If the dough is developed properly - this soft dough, ready to rise, should look like this when rising in the pan.











A good dough should be soft and tacky (not sticky) and gluten should be well developed.  A well developed dough should be stretchable (elastic) and soft but not sticky.   


Dough Consistency

  • Tacky -  dough should not be too sticky or too stiff.  Dough that is tacky is good dough.  Soft and pliable but not sticky.  Tacky dough will adhere to your hands, but when pulled off, just a residue is left on the hand.  Dough springs back when pressed.

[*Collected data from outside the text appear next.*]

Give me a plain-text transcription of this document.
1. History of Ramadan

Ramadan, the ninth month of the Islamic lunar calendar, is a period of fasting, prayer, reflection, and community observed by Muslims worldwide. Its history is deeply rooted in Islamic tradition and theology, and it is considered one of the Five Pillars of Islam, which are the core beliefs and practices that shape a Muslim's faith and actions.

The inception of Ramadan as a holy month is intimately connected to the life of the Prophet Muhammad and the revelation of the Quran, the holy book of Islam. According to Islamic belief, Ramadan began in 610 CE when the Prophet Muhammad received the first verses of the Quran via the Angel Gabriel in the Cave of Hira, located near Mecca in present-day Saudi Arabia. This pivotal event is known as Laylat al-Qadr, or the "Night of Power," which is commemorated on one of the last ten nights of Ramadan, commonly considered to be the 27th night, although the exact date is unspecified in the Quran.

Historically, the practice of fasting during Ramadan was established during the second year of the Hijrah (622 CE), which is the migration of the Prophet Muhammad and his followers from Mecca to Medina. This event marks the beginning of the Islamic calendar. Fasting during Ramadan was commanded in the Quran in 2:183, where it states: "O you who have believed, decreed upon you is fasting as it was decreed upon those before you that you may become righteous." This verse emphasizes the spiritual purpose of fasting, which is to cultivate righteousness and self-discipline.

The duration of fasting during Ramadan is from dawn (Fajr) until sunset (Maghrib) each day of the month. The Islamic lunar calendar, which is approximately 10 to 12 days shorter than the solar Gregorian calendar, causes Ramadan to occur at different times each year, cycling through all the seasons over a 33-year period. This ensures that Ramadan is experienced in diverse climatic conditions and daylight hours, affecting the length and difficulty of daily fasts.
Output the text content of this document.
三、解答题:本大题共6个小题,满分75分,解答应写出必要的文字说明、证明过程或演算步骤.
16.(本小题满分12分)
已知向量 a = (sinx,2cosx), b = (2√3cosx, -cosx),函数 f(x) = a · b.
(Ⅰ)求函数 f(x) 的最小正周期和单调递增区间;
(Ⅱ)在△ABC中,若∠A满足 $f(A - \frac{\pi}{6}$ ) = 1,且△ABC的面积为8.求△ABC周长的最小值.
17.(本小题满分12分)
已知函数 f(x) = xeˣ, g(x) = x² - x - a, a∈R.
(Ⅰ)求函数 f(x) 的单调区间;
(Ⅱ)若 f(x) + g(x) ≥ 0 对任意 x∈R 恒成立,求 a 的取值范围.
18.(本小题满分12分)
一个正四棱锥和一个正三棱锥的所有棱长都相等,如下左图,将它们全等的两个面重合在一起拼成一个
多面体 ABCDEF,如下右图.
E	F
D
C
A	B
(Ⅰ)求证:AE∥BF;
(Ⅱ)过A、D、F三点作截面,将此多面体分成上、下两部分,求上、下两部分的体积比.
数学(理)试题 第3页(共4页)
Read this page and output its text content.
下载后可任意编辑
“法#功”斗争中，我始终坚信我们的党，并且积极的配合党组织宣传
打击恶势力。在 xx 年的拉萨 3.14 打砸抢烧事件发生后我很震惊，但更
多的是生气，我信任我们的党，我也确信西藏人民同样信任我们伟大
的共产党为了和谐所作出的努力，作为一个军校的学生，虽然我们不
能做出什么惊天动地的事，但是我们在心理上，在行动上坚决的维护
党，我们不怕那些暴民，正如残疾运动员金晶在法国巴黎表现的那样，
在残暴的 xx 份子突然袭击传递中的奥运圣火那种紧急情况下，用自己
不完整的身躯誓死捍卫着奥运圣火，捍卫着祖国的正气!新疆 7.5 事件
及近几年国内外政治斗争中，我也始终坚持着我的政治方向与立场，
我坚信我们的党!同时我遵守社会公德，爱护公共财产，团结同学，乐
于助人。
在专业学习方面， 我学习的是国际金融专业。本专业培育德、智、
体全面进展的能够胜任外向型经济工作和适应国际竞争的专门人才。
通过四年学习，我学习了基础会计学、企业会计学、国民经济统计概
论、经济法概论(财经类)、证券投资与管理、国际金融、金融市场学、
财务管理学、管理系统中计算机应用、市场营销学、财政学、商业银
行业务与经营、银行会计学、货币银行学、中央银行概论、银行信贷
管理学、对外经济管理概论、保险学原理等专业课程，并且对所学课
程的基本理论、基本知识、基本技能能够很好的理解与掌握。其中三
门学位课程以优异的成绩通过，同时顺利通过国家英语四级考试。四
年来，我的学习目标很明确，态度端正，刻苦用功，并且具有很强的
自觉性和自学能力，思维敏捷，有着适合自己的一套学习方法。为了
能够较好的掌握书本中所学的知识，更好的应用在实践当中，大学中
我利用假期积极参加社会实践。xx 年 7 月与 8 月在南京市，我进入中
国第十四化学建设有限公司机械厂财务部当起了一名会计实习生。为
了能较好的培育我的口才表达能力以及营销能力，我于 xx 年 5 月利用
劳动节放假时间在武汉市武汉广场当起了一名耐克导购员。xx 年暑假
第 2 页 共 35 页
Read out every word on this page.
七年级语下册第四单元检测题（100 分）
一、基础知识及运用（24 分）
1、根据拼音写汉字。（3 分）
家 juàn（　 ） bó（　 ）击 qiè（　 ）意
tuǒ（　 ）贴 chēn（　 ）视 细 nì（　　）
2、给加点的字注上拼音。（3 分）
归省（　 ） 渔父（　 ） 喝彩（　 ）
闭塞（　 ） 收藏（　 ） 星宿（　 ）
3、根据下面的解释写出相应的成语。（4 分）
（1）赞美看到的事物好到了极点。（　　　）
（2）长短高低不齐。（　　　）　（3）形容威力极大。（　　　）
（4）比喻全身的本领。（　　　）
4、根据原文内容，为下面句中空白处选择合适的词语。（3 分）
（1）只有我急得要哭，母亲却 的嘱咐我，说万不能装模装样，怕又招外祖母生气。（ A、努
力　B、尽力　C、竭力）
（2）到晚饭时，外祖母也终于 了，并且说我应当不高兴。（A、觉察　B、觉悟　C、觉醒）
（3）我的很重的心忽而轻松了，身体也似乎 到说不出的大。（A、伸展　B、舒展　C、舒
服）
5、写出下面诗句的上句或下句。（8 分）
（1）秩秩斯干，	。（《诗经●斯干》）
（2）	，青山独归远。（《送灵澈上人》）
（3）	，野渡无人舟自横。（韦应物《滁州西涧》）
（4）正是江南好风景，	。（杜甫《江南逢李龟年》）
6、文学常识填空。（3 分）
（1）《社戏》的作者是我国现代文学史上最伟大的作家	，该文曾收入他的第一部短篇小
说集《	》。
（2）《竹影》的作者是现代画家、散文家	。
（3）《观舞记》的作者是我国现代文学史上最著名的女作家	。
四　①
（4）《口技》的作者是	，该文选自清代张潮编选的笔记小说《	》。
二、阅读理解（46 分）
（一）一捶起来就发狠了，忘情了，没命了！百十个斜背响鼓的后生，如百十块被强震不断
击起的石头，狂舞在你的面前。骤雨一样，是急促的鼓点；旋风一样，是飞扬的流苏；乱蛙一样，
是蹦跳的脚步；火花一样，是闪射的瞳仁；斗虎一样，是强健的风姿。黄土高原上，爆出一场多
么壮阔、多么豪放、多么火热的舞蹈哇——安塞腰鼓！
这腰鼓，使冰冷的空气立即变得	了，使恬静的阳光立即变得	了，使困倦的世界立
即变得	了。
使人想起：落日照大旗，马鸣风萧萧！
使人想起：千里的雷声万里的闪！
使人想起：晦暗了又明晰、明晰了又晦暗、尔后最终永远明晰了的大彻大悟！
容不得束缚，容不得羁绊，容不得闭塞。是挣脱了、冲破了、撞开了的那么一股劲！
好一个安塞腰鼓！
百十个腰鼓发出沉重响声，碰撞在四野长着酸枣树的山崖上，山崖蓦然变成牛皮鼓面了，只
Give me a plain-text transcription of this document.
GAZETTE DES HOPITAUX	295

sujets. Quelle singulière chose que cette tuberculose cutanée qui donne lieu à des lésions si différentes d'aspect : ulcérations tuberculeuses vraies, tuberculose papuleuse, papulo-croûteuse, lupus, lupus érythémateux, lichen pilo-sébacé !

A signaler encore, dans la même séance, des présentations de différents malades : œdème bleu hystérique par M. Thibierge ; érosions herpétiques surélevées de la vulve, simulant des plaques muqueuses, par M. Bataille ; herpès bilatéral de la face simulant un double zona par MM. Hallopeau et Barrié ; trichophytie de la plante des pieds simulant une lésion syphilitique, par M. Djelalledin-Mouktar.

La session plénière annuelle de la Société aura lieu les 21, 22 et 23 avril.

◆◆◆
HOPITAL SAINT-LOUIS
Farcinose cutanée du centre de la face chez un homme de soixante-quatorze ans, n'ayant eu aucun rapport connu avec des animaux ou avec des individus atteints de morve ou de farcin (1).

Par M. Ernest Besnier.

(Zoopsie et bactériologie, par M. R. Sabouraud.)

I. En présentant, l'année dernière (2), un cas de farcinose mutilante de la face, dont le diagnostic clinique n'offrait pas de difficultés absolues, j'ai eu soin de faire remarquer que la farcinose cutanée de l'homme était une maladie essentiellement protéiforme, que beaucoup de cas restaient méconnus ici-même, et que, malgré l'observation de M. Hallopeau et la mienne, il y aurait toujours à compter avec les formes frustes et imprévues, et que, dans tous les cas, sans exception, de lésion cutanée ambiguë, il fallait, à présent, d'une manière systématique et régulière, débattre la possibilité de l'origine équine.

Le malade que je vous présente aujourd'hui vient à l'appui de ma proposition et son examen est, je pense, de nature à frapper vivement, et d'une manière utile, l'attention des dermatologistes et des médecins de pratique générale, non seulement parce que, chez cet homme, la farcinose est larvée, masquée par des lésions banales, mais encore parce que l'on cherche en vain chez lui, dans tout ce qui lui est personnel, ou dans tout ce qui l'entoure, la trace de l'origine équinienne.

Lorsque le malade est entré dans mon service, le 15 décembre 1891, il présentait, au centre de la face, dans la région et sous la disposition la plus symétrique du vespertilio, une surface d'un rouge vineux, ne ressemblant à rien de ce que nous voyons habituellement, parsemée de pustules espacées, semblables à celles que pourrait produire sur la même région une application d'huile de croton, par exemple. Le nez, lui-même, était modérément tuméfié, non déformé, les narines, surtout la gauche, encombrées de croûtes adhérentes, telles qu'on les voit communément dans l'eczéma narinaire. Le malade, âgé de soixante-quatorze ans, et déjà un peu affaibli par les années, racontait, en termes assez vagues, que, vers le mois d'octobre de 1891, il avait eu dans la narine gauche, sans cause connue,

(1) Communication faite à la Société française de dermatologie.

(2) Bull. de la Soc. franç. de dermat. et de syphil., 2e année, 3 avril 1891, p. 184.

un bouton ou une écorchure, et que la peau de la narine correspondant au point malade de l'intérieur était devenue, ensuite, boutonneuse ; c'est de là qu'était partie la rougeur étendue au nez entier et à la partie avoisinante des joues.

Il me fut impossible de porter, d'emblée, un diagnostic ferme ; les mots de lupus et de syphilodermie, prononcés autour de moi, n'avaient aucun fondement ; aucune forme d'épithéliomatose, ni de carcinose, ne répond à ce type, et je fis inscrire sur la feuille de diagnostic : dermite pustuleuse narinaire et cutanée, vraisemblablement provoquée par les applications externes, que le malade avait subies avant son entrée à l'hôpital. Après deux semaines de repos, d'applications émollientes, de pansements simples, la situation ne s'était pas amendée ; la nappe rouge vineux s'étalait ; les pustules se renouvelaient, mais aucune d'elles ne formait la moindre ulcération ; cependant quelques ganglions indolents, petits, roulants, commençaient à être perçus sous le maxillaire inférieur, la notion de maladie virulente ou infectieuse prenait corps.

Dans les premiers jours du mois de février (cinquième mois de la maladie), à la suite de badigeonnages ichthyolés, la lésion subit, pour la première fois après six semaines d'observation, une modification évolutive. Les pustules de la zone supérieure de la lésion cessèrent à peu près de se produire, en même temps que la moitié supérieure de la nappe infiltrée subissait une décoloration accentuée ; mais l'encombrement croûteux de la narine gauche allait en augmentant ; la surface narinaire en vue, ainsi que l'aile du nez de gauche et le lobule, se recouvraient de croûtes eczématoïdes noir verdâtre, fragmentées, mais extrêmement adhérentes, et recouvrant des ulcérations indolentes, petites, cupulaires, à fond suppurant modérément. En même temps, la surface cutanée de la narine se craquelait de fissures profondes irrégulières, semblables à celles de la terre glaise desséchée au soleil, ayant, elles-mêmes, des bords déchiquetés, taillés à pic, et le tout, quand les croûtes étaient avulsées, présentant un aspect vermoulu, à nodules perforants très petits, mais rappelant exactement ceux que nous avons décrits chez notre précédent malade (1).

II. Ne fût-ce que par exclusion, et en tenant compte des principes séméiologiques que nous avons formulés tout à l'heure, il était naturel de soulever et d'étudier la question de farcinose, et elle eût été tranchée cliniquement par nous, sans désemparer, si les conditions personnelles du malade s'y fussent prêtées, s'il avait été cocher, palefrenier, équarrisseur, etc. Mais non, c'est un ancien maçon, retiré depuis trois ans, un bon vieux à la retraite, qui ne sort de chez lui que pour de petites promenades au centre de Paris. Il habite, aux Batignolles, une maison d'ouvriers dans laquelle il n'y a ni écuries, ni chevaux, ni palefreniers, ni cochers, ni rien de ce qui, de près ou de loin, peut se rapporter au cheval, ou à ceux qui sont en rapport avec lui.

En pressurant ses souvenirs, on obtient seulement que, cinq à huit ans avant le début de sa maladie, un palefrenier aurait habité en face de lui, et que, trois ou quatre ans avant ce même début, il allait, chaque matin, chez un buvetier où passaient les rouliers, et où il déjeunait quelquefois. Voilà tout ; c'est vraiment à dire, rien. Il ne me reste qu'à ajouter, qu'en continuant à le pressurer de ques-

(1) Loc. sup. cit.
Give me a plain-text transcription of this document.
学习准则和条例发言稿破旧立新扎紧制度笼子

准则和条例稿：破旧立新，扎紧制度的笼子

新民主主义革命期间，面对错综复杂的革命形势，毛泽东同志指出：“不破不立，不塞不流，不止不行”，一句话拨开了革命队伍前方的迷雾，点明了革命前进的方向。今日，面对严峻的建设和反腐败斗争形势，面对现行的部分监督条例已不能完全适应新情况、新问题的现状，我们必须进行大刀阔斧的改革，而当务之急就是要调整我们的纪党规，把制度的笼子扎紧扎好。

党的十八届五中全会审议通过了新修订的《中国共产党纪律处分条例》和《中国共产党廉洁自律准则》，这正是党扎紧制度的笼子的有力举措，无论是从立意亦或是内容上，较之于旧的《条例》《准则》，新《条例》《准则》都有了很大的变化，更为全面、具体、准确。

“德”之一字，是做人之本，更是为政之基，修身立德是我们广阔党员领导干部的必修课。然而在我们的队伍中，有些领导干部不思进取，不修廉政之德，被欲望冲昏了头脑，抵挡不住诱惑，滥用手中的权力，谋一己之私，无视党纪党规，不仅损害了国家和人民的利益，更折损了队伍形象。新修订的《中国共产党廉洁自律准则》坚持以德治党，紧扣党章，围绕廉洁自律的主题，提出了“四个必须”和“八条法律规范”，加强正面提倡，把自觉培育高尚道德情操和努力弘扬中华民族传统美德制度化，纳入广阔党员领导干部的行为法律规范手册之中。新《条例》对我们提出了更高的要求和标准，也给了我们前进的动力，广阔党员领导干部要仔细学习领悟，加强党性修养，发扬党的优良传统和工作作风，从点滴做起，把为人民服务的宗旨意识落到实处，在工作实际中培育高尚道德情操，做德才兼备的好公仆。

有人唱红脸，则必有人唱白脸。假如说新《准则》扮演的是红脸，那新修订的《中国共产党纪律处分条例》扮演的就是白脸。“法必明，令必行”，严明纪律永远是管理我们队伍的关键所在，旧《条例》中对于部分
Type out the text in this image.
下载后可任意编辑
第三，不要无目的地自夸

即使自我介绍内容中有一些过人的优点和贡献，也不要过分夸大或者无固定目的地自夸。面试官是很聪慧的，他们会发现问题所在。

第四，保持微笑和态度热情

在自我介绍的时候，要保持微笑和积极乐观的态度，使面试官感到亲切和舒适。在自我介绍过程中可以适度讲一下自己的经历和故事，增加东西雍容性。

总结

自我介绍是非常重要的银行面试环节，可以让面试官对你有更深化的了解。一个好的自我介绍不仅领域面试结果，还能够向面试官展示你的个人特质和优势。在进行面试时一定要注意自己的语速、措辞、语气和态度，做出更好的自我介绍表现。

Perfection:  Tacky is where you want to be with your dough.  A soft, well developed tacky dough will feel good, will rise well, will bake evenly, and the loaf will have a wonderful, soft consistency when cut.

  • Sticky - dough that is sticky will be too wet.  Not sloppy wet, but wet enough that when handled, the dough sticks to your hand and leaves a good bit of dough when pulled off.

Causes: Too much liquid or not enough flour.  Add additional flour 2 TBS or  1/4 cup at a time and continue to knead until the dough becomes tacky.

Problems:  Dough will rise but will not have enough structure to maintain a nice, tall loaf.  May fall during baking or after the loaf is pulled from the oven.  May not bake all the way through.

  • Firm - a firm or very firm dough will be heavey, difficult to knead by hand, or if using a mixer, the flour and other ingredients don't mix well.  The dough is not close to tacky and doesn't spring back when pressed or poked.   

Causes: Too much flour or other dry ingredients.  Add additional water or other liquid a TBS or 2 at a time and contineu to knead until the dough becomes tacky.

Problems:  Dough will not rise well.  Too much flour causes the dough to be too dense, which prevents the yeast from being able to create the gases and lift to allow the bread to rise well.  Loaf will be dense, thick, heavy and crumbly when baked.


Again, get to know your dough so that when a recipe calls for a certain amount of water or flour and it turns out to be not quite right, you'll know how to adjust the dough to become tacky - not too stiff and not too soft or sticky.